All newborns are screened for cystic fibrosis within the first few days of life through a heel prick. If that screen is abnormal, then pediatricians order a sweat test to confirm the diagnosis. During the sweat test, the baby must wear the hard, wrist-strapped device for up to 30 minutes. Sometimes smaller babies have trouble producing enough sweat for the test. Other times, the loose, ill-fitting sweat-collection device is unable to collect a large enough sample. In these instances, the baby must repeat the test at a later date, inducing anxiety and delaying treatment.

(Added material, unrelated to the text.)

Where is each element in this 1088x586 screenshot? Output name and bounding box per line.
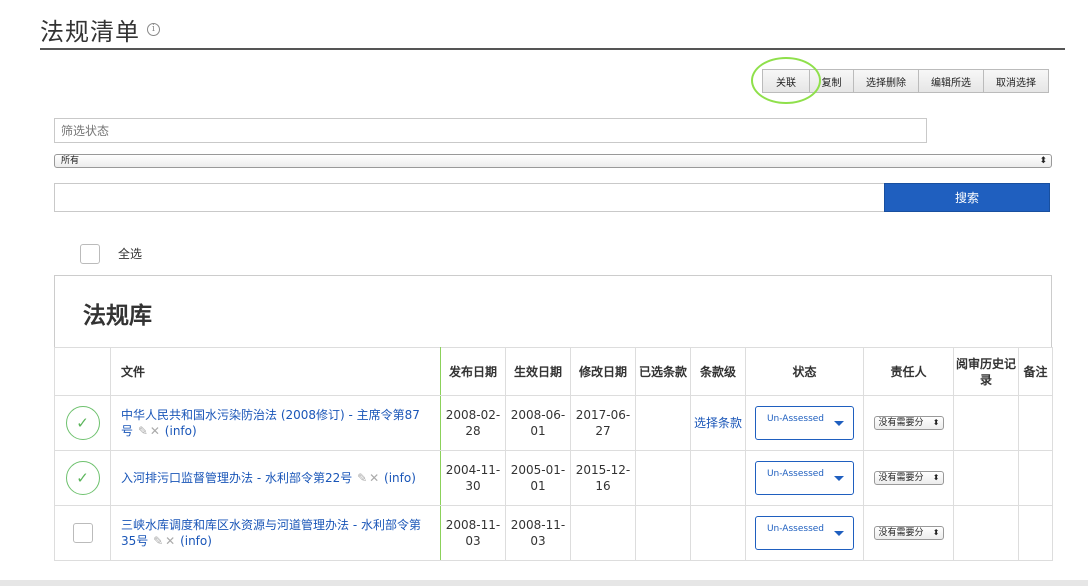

“Some parents bring their baby in for testing and are sent home without a confirmed result because the device was unable to collect enough sweat,” said study coauthor Dr. Susanna McColley, a cystic fibrosis expert and pediatric pulmonologist at Lurie Children’s Hospital and Northwestern Medicine. “They go home, without knowing if their baby has a serious disease or not, and their baby cannot yet start treatment. It can be agonizing.”
Unexpected collaboration
As former director of the clinical chemistry laboratory at Lurie Children’s, Shannon Haymond has witnessed this scenario too many times. Because of the poor fit and seal of the rigid collection devices on small infants’ arms, many families have experienced delayed results and diagnoses.
In fall 2016, the Rogers lab introduced a flexible sensor for the skin that could collect and analyze sweat in real time for health monitoring. After reading the paper, Haymond instantly saw the new device’s potential for cystic fibrosis.
“Many labs encountered problems caused by the current collection methods, making this a frequent focus of quality improvement efforts,” said Haymond, coauthor of the study and vice chair for computational pathology and director of mass spectrometry at Lurie Children’s. “I thought the flexible skin sensors could simplify the process and improve collection results. And because the sweat stickers are disposable and designed for single use, they have an added advantage of preventing infection.”